“They say the man the girl’s goin’ to marry is rich. Maybe he’ll foot the bills,” said Drake.
“Mebbe he is,” assented Amidon. Then he went out in earnest, and the postmaster with him.
“Look at here,” said Amidon, mysteriously, as the two men separated on the next corner. “I’ll tell you something, if you want to know.”
“What?”
“I believe Drake trusts those Carrolls a little.”
Chapter XVIII
There was in Banbridge, at this date, almost universal distrust of Carroll, but very little of it was expressed, for the reason, common to the greater proportion of humanity: the victims in proclaiming their distrust would have proclaimed at the same time their victimization. It was quite safe to assume that the open detractors of Carroll had not been duped by him; it was also quite safe to assume that many of those who either remained silent or declared their belief in him had suffered more or less. The latter were those who made it possible for the Carrolls to remain in Banbridge at all. There were many who had a lingering hope of securing something in the end, who did not wish Carroll to depart, and who were even uneasy at his absence, although the fact of his family remaining and of the wedding preparations for his daughter going on seemed sufficient to allay suspicions. It is generally true that partisanship, even of the few, counts for more than disparagement of the many, with all right-intentioned people who have a reasonable amount of love for their fellow-men. Somehow partisanship, up to a certain limit, beyond which the partisan appears a fool to all who listen to him, seems to give credit to the believer in it. At all events, while the number of Arthur Carroll’s detractors was greatly in advance of his adherents, the moral atmosphere of Banbridge, while lowering, was still very far from cyclonic for him. He got little credit, yet still friendly, admiring, and even obsequious recognition.
The invitations to his daughter’s wedding had been eagerly accepted.

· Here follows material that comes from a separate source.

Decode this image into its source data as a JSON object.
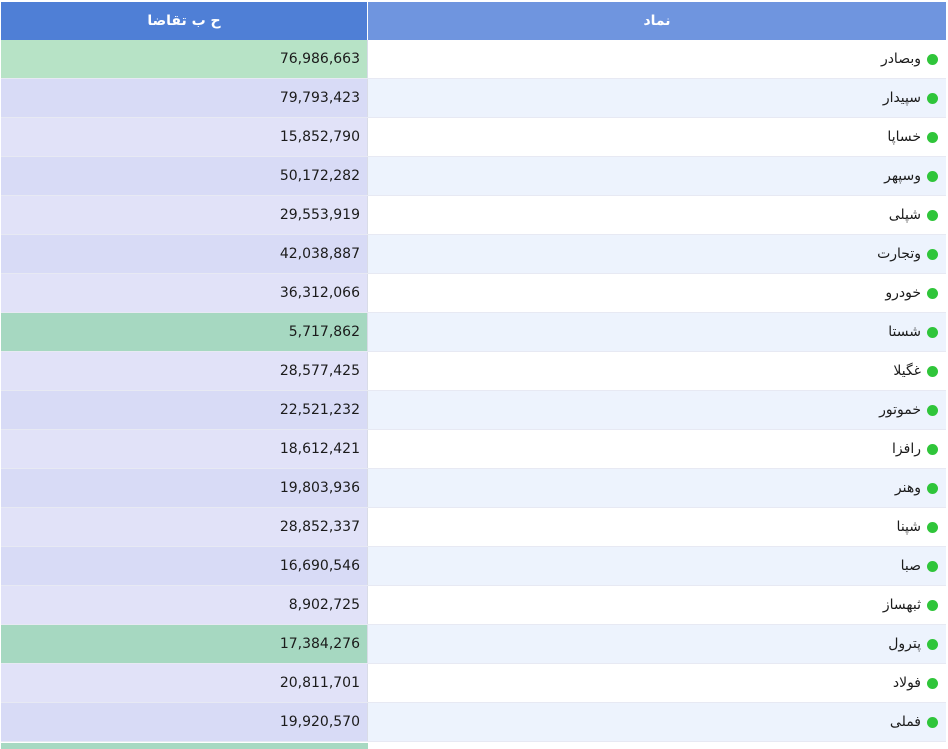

The speculations as to whether the bills would be paid or not added to the interest. In those days the florist and the dressmaker were quite local celebrities. They looked anxious, yet rather pleasantly self-conscious. The dressmaker bragged by day and lay awake by night. Every time the florist felt uneasy, he slipped across to the nearest saloon and got a drink of beer. After that, when asked if he did not feel afraid he would lose money through the Carroll wedding, he said something about the general esteem in which people should be held who patronized local industries, in his thick German-English, grinned, and shambled back, his fat hips shaking like a woman’s, to his hot-houses, and pottered around his geraniums and decorative palms.
On the Sunday morning before the wedding there were an unusual number of men in the barber-shop—old Eastman, Frank’s father, who generally shaved himself, besides Amidon, Drake, the postmaster, Tappan the milkman, and a number of others. Amidon was in the chair, and spoke whenever it did not seem too hazardous. He had just had his hair cut also, as a delicate concession to the barber on the part of a free customer on a busy morning, and his rather large head glistened like a silver ball.